Un accord qualifié de « munichois »
Cette prestation annoncée suscite un débat en Israël et plus encore dans la classe politique américaine et la communauté juive aux États-Unis. Ephraïm Halevy, un ex-chef du Mossad, le service d’espionnage extérieur israélien, a qualifié ce discours de « faute », dès lors qu’il positionne Israël comme un acteur du débat intra-américain. Et il a récusé l’idée qu’un Iran nucléarisé poserait une « menace existentielle » à Israël, comme Nétanyahou ne cesse de l’affirmer. « On est en train de devenir dingues ou quoi ? », s’interroge le commentateur politique Yoël Marcus dans le quotidien israélien Haaretz. « Nétanyahou joue avec le feu », écrit dans The Nation un ancien membre de l’Aipac aujourd’hui proche du lobby américain pro-israélien de gauche J Street.

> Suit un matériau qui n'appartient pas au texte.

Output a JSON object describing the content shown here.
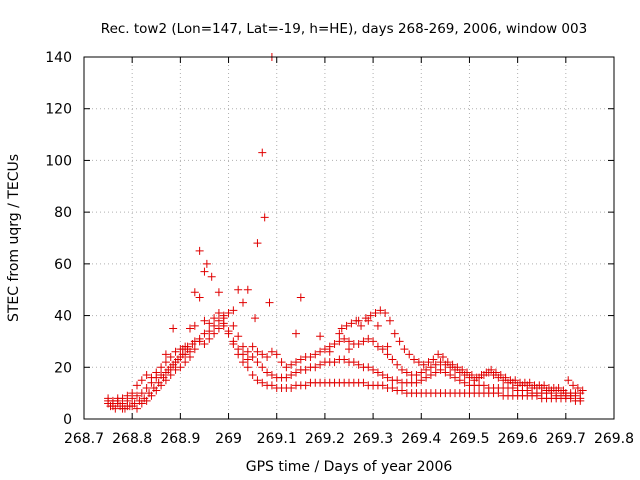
{
  "chart_data": {
    "type": "scatter",
    "title": "Rec. tow2 (Lon=147, Lat=-19, h=HE), days 268-269, 2006, window 003",
    "xlabel": "GPS time / Days of year 2006",
    "ylabel": "STEC from uqrg / TECUs",
    "xlim": [
      268.7,
      269.8
    ],
    "ylim": [
      0,
      140
    ],
    "xticks": [
      268.7,
      268.8,
      268.9,
      269.0,
      269.1,
      269.2,
      269.3,
      269.4,
      269.5,
      269.6,
      269.7,
      269.8
    ],
    "xtick_labels": [
      "268.7",
      "268.8",
      "268.9",
      "269",
      "269.1",
      "269.2",
      "269.3",
      "269.4",
      "269.5",
      "269.6",
      "269.7",
      "269.8"
    ],
    "yticks": [
      0,
      20,
      40,
      60,
      80,
      100,
      120,
      140
    ],
    "ytick_labels": [
      "0",
      "20",
      "40",
      "60",
      "80",
      "100",
      "120",
      "140"
    ],
    "grid": true,
    "marker": "+",
    "color": "#e00000",
    "points": [
      [
        268.75,
        7
      ],
      [
        268.76,
        5
      ],
      [
        268.77,
        6
      ],
      [
        268.78,
        4
      ],
      [
        268.79,
        5
      ],
      [
        268.8,
        5
      ],
      [
        268.81,
        4
      ],
      [
        268.82,
        6
      ],
      [
        268.83,
        7
      ],
      [
        268.84,
        9
      ],
      [
        268.85,
        11
      ],
      [
        268.86,
        13
      ],
      [
        268.87,
        15
      ],
      [
        268.88,
        17
      ],
      [
        268.89,
        19
      ],
      [
        268.9,
        20
      ],
      [
        268.91,
        22
      ],
      [
        268.92,
        24
      ],
      [
        268.93,
        27
      ],
      [
        268.94,
        30
      ],
      [
        268.95,
        29
      ],
      [
        268.96,
        31
      ],
      [
        268.97,
        33
      ],
      [
        268.98,
        35
      ],
      [
        268.99,
        36
      ],
      [
        269.0,
        34
      ],
      [
        269.01,
        30
      ],
      [
        269.02,
        25
      ],
      [
        269.03,
        22
      ],
      [
        269.04,
        20
      ],
      [
        269.05,
        17
      ],
      [
        269.06,
        15
      ],
      [
        269.07,
        14
      ],
      [
        269.08,
        13
      ],
      [
        269.09,
        13
      ],
      [
        269.1,
        12
      ],
      [
        269.11,
        12
      ],
      [
        269.12,
        12
      ],
      [
        269.13,
        12
      ],
      [
        269.14,
        13
      ],
      [
        269.15,
        13
      ],
      [
        269.16,
        13
      ],
      [
        269.17,
        14
      ],
      [
        269.18,
        14
      ],
      [
        269.19,
        14
      ],
      [
        269.2,
        14
      ],
      [
        269.21,
        14
      ],
      [
        269.22,
        14
      ],
      [
        269.23,
        14
      ],
      [
        269.24,
        14
      ],
      [
        269.25,
        14
      ],
      [
        269.26,
        14
      ],
      [
        269.27,
        14
      ],
      [
        269.28,
        14
      ],
      [
        269.29,
        13
      ],
      [
        269.3,
        13
      ],
      [
        269.31,
        13
      ],
      [
        269.32,
        13
      ],
      [
        269.33,
        12
      ],
      [
        269.34,
        12
      ],
      [
        269.35,
        11
      ],
      [
        269.36,
        11
      ],
      [
        269.37,
        10
      ],
      [
        269.38,
        10
      ],
      [
        269.39,
        10
      ],
      [
        269.4,
        10
      ],
      [
        269.41,
        10
      ],
      [
        269.42,
        10
      ],
      [
        269.43,
        10
      ],
      [
        269.44,
        10
      ],
      [
        269.45,
        10
      ],
      [
        269.46,
        10
      ],
      [
        269.47,
        10
      ],
      [
        269.48,
        10
      ],
      [
        269.49,
        10
      ],
      [
        269.5,
        10
      ],
      [
        269.51,
        10
      ],
      [
        269.52,
        10
      ],
      [
        269.53,
        10
      ],
      [
        269.54,
        10
      ],
      [
        269.55,
        10
      ],
      [
        269.56,
        10
      ],
      [
        269.57,
        9
      ],
      [
        269.58,
        9
      ],
      [
        269.59,
        9
      ],
      [
        269.6,
        9
      ],
      [
        269.61,
        9
      ],
      [
        269.62,
        9
      ],
      [
        269.63,
        9
      ],
      [
        269.64,
        9
      ],
      [
        269.65,
        8
      ],
      [
        269.66,
        8
      ],
      [
        269.67,
        8
      ],
      [
        269.68,
        8
      ],
      [
        269.69,
        8
      ],
      [
        269.7,
        8
      ],
      [
        269.71,
        8
      ],
      [
        269.72,
        7
      ],
      [
        269.73,
        7
      ],
      [
        268.75,
        6
      ],
      [
        268.76,
        7
      ],
      [
        268.77,
        8
      ],
      [
        268.78,
        6
      ],
      [
        268.79,
        7
      ],
      [
        268.8,
        8
      ],
      [
        268.81,
        9
      ],
      [
        268.82,
        10
      ],
      [
        268.83,
        12
      ],
      [
        268.84,
        14
      ],
      [
        268.85,
        16
      ],
      [
        268.86,
        17
      ],
      [
        268.87,
        18
      ],
      [
        268.88,
        20
      ],
      [
        268.89,
        22
      ],
      [
        268.9,
        24
      ],
      [
        268.91,
        25
      ],
      [
        268.92,
        26
      ],
      [
        268.93,
        30
      ],
      [
        268.94,
        31
      ],
      [
        268.95,
        33
      ],
      [
        268.96,
        34
      ],
      [
        268.97,
        36
      ],
      [
        268.98,
        38
      ],
      [
        268.99,
        39
      ],
      [
        269.0,
        41
      ],
      [
        269.01,
        36
      ],
      [
        269.02,
        32
      ],
      [
        269.03,
        28
      ],
      [
        269.04,
        26
      ],
      [
        269.05,
        24
      ],
      [
        269.06,
        22
      ],
      [
        269.07,
        20
      ],
      [
        269.08,
        18
      ],
      [
        269.09,
        17
      ],
      [
        269.1,
        16
      ],
      [
        269.11,
        16
      ],
      [
        269.12,
        16
      ],
      [
        269.13,
        17
      ],
      [
        269.14,
        18
      ],
      [
        269.15,
        19
      ],
      [
        269.16,
        19
      ],
      [
        269.17,
        20
      ],
      [
        269.18,
        20
      ],
      [
        269.19,
        21
      ],
      [
        269.2,
        22
      ],
      [
        269.21,
        22
      ],
      [
        269.22,
        22
      ],
      [
        269.23,
        23
      ],
      [
        269.24,
        23
      ],
      [
        269.25,
        22
      ],
      [
        269.26,
        22
      ],
      [
        269.27,
        21
      ],
      [
        269.28,
        20
      ],
      [
        269.29,
        20
      ],
      [
        269.3,
        19
      ],
      [
        269.31,
        18
      ],
      [
        269.32,
        17
      ],
      [
        269.33,
        16
      ],
      [
        269.34,
        15
      ],
      [
        269.35,
        15
      ],
      [
        269.36,
        14
      ],
      [
        269.37,
        14
      ],
      [
        269.38,
        14
      ],
      [
        269.39,
        14
      ],
      [
        269.4,
        15
      ],
      [
        269.41,
        16
      ],
      [
        269.42,
        17
      ],
      [
        269.43,
        18
      ],
      [
        269.44,
        19
      ],
      [
        269.45,
        18
      ],
      [
        269.46,
        17
      ],
      [
        269.47,
        16
      ],
      [
        269.48,
        15
      ],
      [
        269.49,
        14
      ],
      [
        269.5,
        13
      ],
      [
        269.51,
        13
      ],
      [
        269.52,
        13
      ],
      [
        269.53,
        13
      ],
      [
        269.54,
        12
      ],
      [
        269.55,
        12
      ],
      [
        269.56,
        12
      ],
      [
        269.57,
        12
      ],
      [
        269.58,
        12
      ],
      [
        269.59,
        12
      ],
      [
        269.6,
        11
      ],
      [
        269.61,
        11
      ],
      [
        269.62,
        11
      ],
      [
        269.63,
        10
      ],
      [
        269.64,
        10
      ],
      [
        269.65,
        10
      ],
      [
        269.66,
        10
      ],
      [
        269.67,
        10
      ],
      [
        269.68,
        9
      ],
      [
        269.69,
        9
      ],
      [
        269.7,
        9
      ],
      [
        269.71,
        9
      ],
      [
        269.72,
        9
      ],
      [
        269.73,
        8
      ],
      [
        268.75,
        8
      ],
      [
        268.76,
        6
      ],
      [
        268.77,
        7
      ],
      [
        268.78,
        8
      ],
      [
        268.79,
        9
      ],
      [
        268.8,
        10
      ],
      [
        268.81,
        13
      ],
      [
        268.82,
        15
      ],
      [
        268.83,
        17
      ],
      [
        268.84,
        16
      ],
      [
        268.85,
        18
      ],
      [
        268.86,
        20
      ],
      [
        268.87,
        22
      ],
      [
        268.88,
        24
      ],
      [
        268.89,
        26
      ],
      [
        268.9,
        27
      ],
      [
        268.91,
        28
      ],
      [
        268.92,
        35
      ],
      [
        268.93,
        36
      ],
      [
        268.94,
        47
      ],
      [
        268.95,
        38
      ],
      [
        268.96,
        37
      ],
      [
        268.97,
        39
      ],
      [
        268.98,
        41
      ],
      [
        268.99,
        40
      ],
      [
        269.0,
        33
      ],
      [
        269.01,
        29
      ],
      [
        269.02,
        27
      ],
      [
        269.03,
        25
      ],
      [
        269.04,
        23
      ],
      [
        269.05,
        28
      ],
      [
        269.06,
        26
      ],
      [
        269.07,
        25
      ],
      [
        269.08,
        24
      ],
      [
        269.09,
        26
      ],
      [
        269.1,
        25
      ],
      [
        269.11,
        22
      ],
      [
        269.12,
        20
      ],
      [
        269.13,
        21
      ],
      [
        269.14,
        22
      ],
      [
        269.15,
        23
      ],
      [
        269.16,
        24
      ],
      [
        269.17,
        24
      ],
      [
        269.18,
        25
      ],
      [
        269.19,
        26
      ],
      [
        269.2,
        27
      ],
      [
        269.21,
        28
      ],
      [
        269.22,
        29
      ],
      [
        269.23,
        30
      ],
      [
        269.24,
        31
      ],
      [
        269.25,
        30
      ],
      [
        269.26,
        29
      ],
      [
        269.27,
        29
      ],
      [
        269.28,
        30
      ],
      [
        269.29,
        31
      ],
      [
        269.3,
        30
      ],
      [
        269.31,
        28
      ],
      [
        269.32,
        27
      ],
      [
        269.33,
        25
      ],
      [
        269.34,
        23
      ],
      [
        269.35,
        21
      ],
      [
        269.36,
        19
      ],
      [
        269.37,
        18
      ],
      [
        269.38,
        17
      ],
      [
        269.39,
        17
      ],
      [
        269.4,
        18
      ],
      [
        269.41,
        19
      ],
      [
        269.42,
        20
      ],
      [
        269.43,
        21
      ],
      [
        269.44,
        22
      ],
      [
        269.45,
        21
      ],
      [
        269.46,
        20
      ],
      [
        269.47,
        19
      ],
      [
        269.48,
        18
      ],
      [
        269.49,
        17
      ],
      [
        269.5,
        16
      ],
      [
        269.51,
        15
      ],
      [
        269.52,
        16
      ],
      [
        269.53,
        17
      ],
      [
        269.54,
        18
      ],
      [
        269.55,
        17
      ],
      [
        269.56,
        16
      ],
      [
        269.57,
        15
      ],
      [
        269.58,
        14
      ],
      [
        269.59,
        14
      ],
      [
        269.6,
        13
      ],
      [
        269.61,
        13
      ],
      [
        269.62,
        13
      ],
      [
        269.63,
        12
      ],
      [
        269.64,
        12
      ],
      [
        269.65,
        12
      ],
      [
        269.66,
        11
      ],
      [
        269.67,
        11
      ],
      [
        269.68,
        11
      ],
      [
        269.69,
        10
      ],
      [
        269.7,
        10
      ],
      [
        269.71,
        10
      ],
      [
        269.72,
        10
      ],
      [
        269.73,
        10
      ],
      [
        268.755,
        5
      ],
      [
        268.765,
        4
      ],
      [
        268.775,
        5
      ],
      [
        268.785,
        4
      ],
      [
        268.795,
        5
      ],
      [
        268.805,
        6
      ],
      [
        268.815,
        7
      ],
      [
        268.825,
        8
      ],
      [
        268.835,
        10
      ],
      [
        268.845,
        12
      ],
      [
        268.855,
        14
      ],
      [
        268.865,
        16
      ],
      [
        268.875,
        19
      ],
      [
        268.885,
        21
      ],
      [
        268.895,
        23
      ],
      [
        268.905,
        25
      ],
      [
        268.915,
        27
      ],
      [
        268.925,
        29
      ],
      [
        269.235,
        35
      ],
      [
        269.245,
        36
      ],
      [
        269.255,
        37
      ],
      [
        269.265,
        38
      ],
      [
        269.275,
        36
      ],
      [
        269.285,
        39
      ],
      [
        269.295,
        40
      ],
      [
        269.305,
        41
      ],
      [
        269.315,
        42
      ],
      [
        269.325,
        41
      ],
      [
        269.335,
        38
      ],
      [
        269.345,
        33
      ],
      [
        269.355,
        30
      ],
      [
        269.365,
        27
      ],
      [
        269.375,
        25
      ],
      [
        269.385,
        23
      ],
      [
        269.395,
        22
      ],
      [
        269.405,
        21
      ],
      [
        269.415,
        22
      ],
      [
        269.425,
        23
      ],
      [
        269.435,
        25
      ],
      [
        269.445,
        24
      ],
      [
        269.455,
        22
      ],
      [
        269.465,
        21
      ],
      [
        269.475,
        20
      ],
      [
        269.485,
        19
      ],
      [
        269.495,
        18
      ],
      [
        269.505,
        17
      ],
      [
        269.515,
        16
      ],
      [
        269.525,
        17
      ],
      [
        269.535,
        18
      ],
      [
        269.545,
        19
      ],
      [
        269.555,
        18
      ],
      [
        269.565,
        17
      ],
      [
        269.575,
        16
      ],
      [
        269.585,
        15
      ],
      [
        269.595,
        15
      ],
      [
        269.605,
        14
      ],
      [
        269.615,
        14
      ],
      [
        269.625,
        14
      ],
      [
        269.635,
        13
      ],
      [
        269.645,
        13
      ],
      [
        269.655,
        13
      ],
      [
        269.665,
        12
      ],
      [
        269.675,
        12
      ],
      [
        269.685,
        12
      ],
      [
        269.695,
        11
      ],
      [
        269.705,
        15
      ],
      [
        269.715,
        13
      ],
      [
        269.725,
        12
      ],
      [
        269.735,
        11
      ],
      [
        268.87,
        25
      ],
      [
        268.885,
        35
      ],
      [
        268.905,
        27
      ],
      [
        268.915,
        28
      ],
      [
        268.93,
        49
      ],
      [
        268.94,
        65
      ],
      [
        268.95,
        57
      ],
      [
        268.955,
        60
      ],
      [
        268.965,
        55
      ],
      [
        268.98,
        49
      ],
      [
        268.99,
        37
      ],
      [
        269.01,
        42
      ],
      [
        269.02,
        50
      ],
      [
        269.03,
        45
      ],
      [
        269.04,
        50
      ],
      [
        269.055,
        39
      ],
      [
        269.06,
        68
      ],
      [
        269.07,
        103
      ],
      [
        269.075,
        78
      ],
      [
        269.085,
        45
      ],
      [
        269.09,
        140
      ],
      [
        269.14,
        33
      ],
      [
        269.15,
        47
      ],
      [
        269.19,
        32
      ],
      [
        269.21,
        26
      ],
      [
        269.23,
        33
      ],
      [
        269.25,
        27
      ],
      [
        269.27,
        38
      ],
      [
        269.29,
        38
      ],
      [
        269.31,
        36
      ],
      [
        269.33,
        28
      ]
    ]
  }
}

Le 18 février, un porte-parole de la Maison Blanche a dénoncé une « pratique constante » d’Israël consistant à divulguer des informations sur la négociation avec l’Iran sorties de leur contexte. Un cas récent a suscité la rage des Américains, lorsque la chaine israélienne Channel 10 a fait état du nombre de 6 500 centrifugeuses que l’Iran pourrait continuer de faire fonctionner en cas d’accord, information que seules les plus hautes autorités israéliennes avaient pu lui fournir. La Maison Blanche a dénoncé une présentation « tronquée ». L’administration américaine ne cache plus qu’elle se méfie de son allié au point d’avoir cessé de l’informer des détails de la négociation avec Téhéran.
Aujourd’hui, la question qui se pose à Israël est la suivante : qu’est-ce qui serait plus grave : voir émerger un nouvel État nucléarisé mais de très faible capacité comparé à la sienne et placé sous supervision internationale, ou perdre le soutien de la première puissance mondiale qui, depuis cinquante ans, ne le lui a jamais ménagé son appui dans les moments cruciaux ? Nétanyahou a fait son choix. Il dénonce un accord « munichois », une capitulation américaine face à Téhéran. En réalité, le premier ministre israélien est hostile à tout accord quel qu’il soit, autre qu’un abandon pur et simple par Téhéran de son activité nucléaire. Là réside le principal point d’achoppement. Pour les États-Unis, imposer à l’Iran de renoncer à l’accession à la capacité nucléaire est désormais hors de portée, et un affrontement militaire avec la République islamique serait contreproductif, et même dangereux. Reste à imposer le meilleur accord possible.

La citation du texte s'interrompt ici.